Manuel Pedro Fernandes: A forma tímida como fala e a maneira como evita as luzes da ribalta contrastam em muito com a postura do “piloto de competição”. Manuel Pedro tem um nome pesado, do qual se orgulha é certo mas que poderia dar-lhe uns laivos de arrogância. Nada mais longe da verdade, pois é uma pessoa acessível, simples, com quem temos sempre um gosto tremendo em falar. Quando fazíamos a antevisão do ETCC com ele, a forma como colocou água na fervura das expectativas poderia até gerar alguma desconfiança. As dúvidas ficaram desfeitas logo nas primeiras sessões de treinos onde meteu toda a gente no bolso… menos o Fábio Mota, o único que tinha argumentos para ele. E em corrida foi um regalo de ver: Teve uma postura agressiva, fez a cabeça em água ao Nagy que ainda hoje deve verter uma lágrima quando se lembra da corrida 1 em Vila Real, tal foi a forma como esteve sempre pressionado. Atacou por todo o lado, foi rápido, foi consistente e apenas errou um par de vezes sem consequências de maior. Deu uma grande dor de barriga a Fulin, que do nada mostrou animosidade para o piloto português, que fez questão de lhe encomendar uma caixa de anti-ácidos em pista, com uma prestação excelente em ambas as corridas. Dá vontade de perguntar porque razão o Manuel Pedro Fernandes anda a gastar o seu valioso kit de unhas nos Abarth quando um campeonato de turismos é o mais indicado. Ele insiste que já não tem vida para as corridas e que tem de tratar dos seus negócios e da família. É uma pena que pense assim, pois temos a certeza que iria dar cartas no ETCC. O seu nome esse já está cravado na história da competição.

 

 

Manuel Pedro Fernandes:

“Estou mesmo muito feliz. Estes três últimos anos foram generosos para mim no que à competição diz respeito. Em 2014, sem qualquer tipo de preparação, venci nos Abarth e no CNV em Vila Real. Em 2015, após ter falhado a presença no WTCC, consegui sagrar-me vencedor absoluto do Troféu nacional Abarth 500 Portugal, onde disputei algumas e venci algumas provas realizadas for a do país, que integravam o calendário da época.

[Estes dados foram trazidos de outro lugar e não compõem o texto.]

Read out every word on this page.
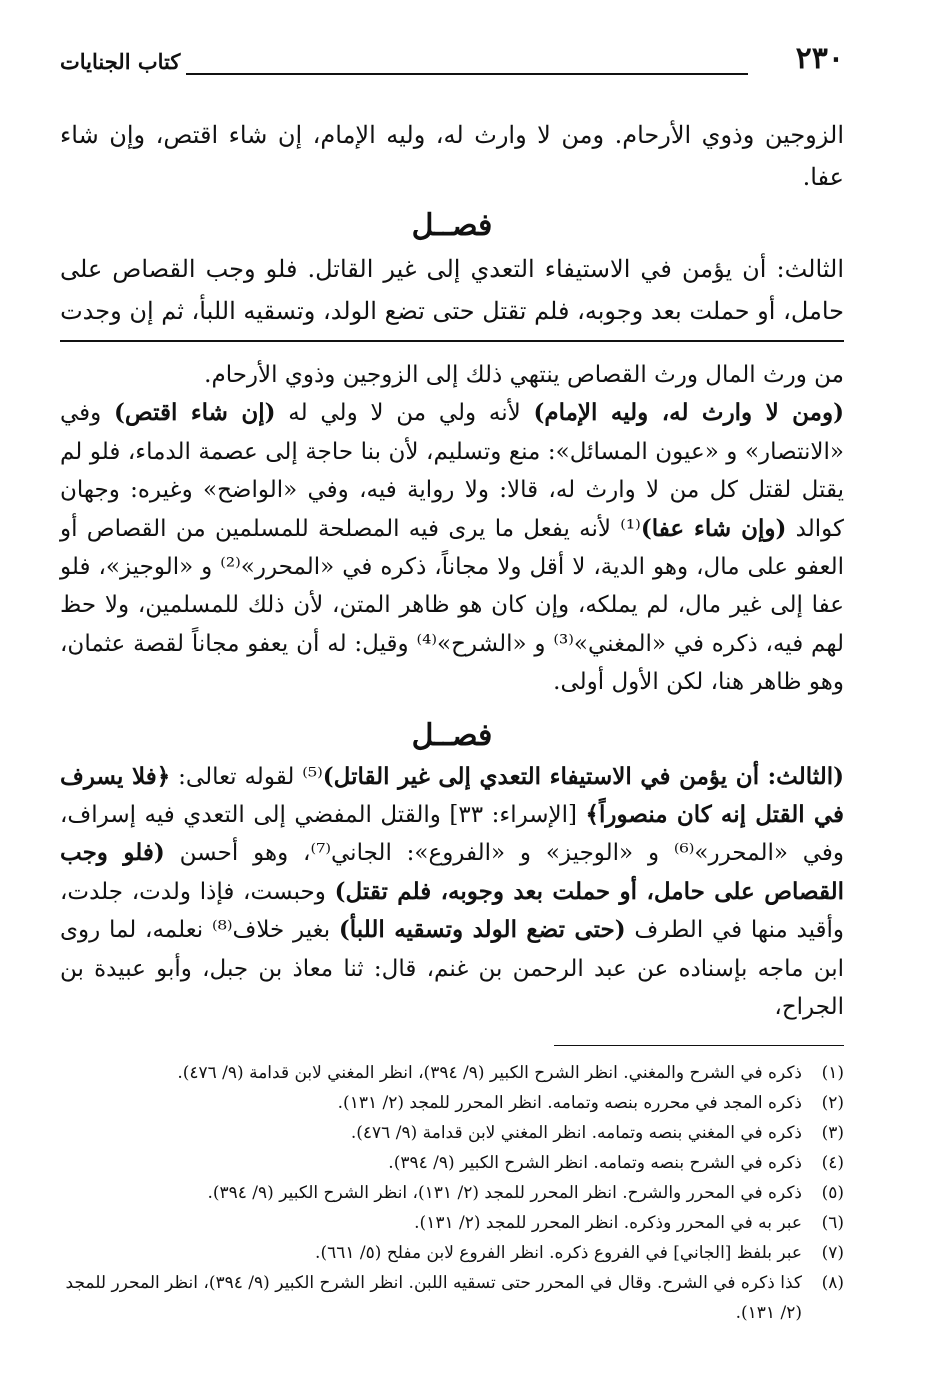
٢٣٠
كتاب الجنايات

الزوجين وذوي الأرحام. ومن لا وارث له، وليه الإمام، إن شاء اقتص، وإن شاء عفا.

فصــل

الثالث: أن يؤمن في الاستيفاء التعدي إلى غير القاتل. فلو وجب القصاص على حامل، أو حملت بعد وجوبه، فلم تقتل حتى تضع الولد، وتسقيه اللبأ، ثم إن وجدت

من ورث المال ورث القصاص ينتهي ذلك إلى الزوجين وذوي الأرحام.

(ومن لا وارث له، وليه الإمام) لأنه ولي من لا ولي له (إن شاء اقتص) وفي «الانتصار» و «عيون المسائل»: منع وتسليم، لأن بنا حاجة إلى عصمة الدماء، فلو لم يقتل لقتل كل من لا وارث له، قالا: ولا رواية فيه، وفي «الواضح» وغيره: وجهان كوالد (وإن شاء عفا)⁽¹⁾ لأنه يفعل ما يرى فيه المصلحة للمسلمين من القصاص أو العفو على مال، وهو الدية، لا أقل ولا مجاناً، ذكره في «المحرر»⁽²⁾ و «الوجيز»، فلو عفا إلى غير مال، لم يملكه، وإن كان هو ظاهر المتن، لأن ذلك للمسلمين، ولا حظ لهم فيه، ذكره في «المغني»⁽³⁾ و «الشرح»⁽⁴⁾ وقيل: له أن يعفو مجاناً لقصة عثمان، وهو ظاهر هنا، لكن الأول أولى.

فصــل

(الثالث: أن يؤمن في الاستيفاء التعدي إلى غير القاتل)⁽⁵⁾ لقوله تعالى: ﴿فلا يسرف في القتل إنه كان منصوراً﴾ [الإسراء: ٣٣] والقتل المفضي إلى التعدي فيه إسراف، وفي «المحرر»⁽⁶⁾ و «الوجيز» و «الفروع»: الجاني⁽⁷⁾، وهو أحسن (فلو وجب القصاص على حامل، أو حملت بعد وجوبه، فلم تقتل) وحبست، فإذا ولدت، جلدت، وأقيد منها في الطرف (حتى تضع الولد وتسقيه اللبأ) بغير خلاف⁽⁸⁾ نعلمه، لما روى ابن ماجه بإسناده عن عبد الرحمن بن غنم، قال: ثنا معاذ بن جبل، وأبو عبيدة بن الجراح،

(١)
ذكره في الشرح والمغني. انظر الشرح الكبير (٩/ ٣٩٤)، انظر المغني لابن قدامة (٩/ ٤٧٦).
(٢)
ذكره المجد في محرره بنصه وتمامه. انظر المحرر للمجد (٢/ ١٣١).
(٣)
ذكره في المغني بنصه وتمامه. انظر المغني لابن قدامة (٩/ ٤٧٦).
(٤)
ذكره في الشرح بنصه وتمامه. انظر الشرح الكبير (٩/ ٣٩٤).
(٥)
ذكره في المحرر والشرح. انظر المحرر للمجد (٢/ ١٣١)، انظر الشرح الكبير (٩/ ٣٩٤).
(٦)
عبر به في المحرر وذكره. انظر المحرر للمجد (٢/ ١٣١).
(٧)
عبر بلفظ [الجاني] في الفروع ذكره. انظر الفروع لابن مفلح (٥/ ٦٦١).
(٨)
كذا ذكره في الشرح. وقال في المحرر حتى تسقيه اللبن. انظر الشرح الكبير (٩/ ٣٩٤)، انظر المحرر للمجد (٢/ ١٣١).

Obtive aqui a motivação necessária para aceitar um convite da V-Action Racing Team para disputar, agora em 2016, o Troféu Abarth Selénia Europa, o qual acabei por vencer também. Além disto, o feito de conseguir vencer uma prova do ETCC em casa, no meu circuito, com um carro no qual nunca tinha tido qualquer experiência de condução, é algo que quero guardar para sempre na minha memória. Foi um fim de semana perfeito, esse de Vila Real. Todas estas conquistas têm algo de especial. São diferentes, mas cada uma vale muito por si só. Sinto-me mesmo completo e, como é natural, gostaria de aproveitar para estender um agradecimento enorme a todos os que de uma maneira direta ou indireta me acompanharam nestas jornadas – que foram árduas – e todo o apoio que fui recebendo durante todo este tempo.”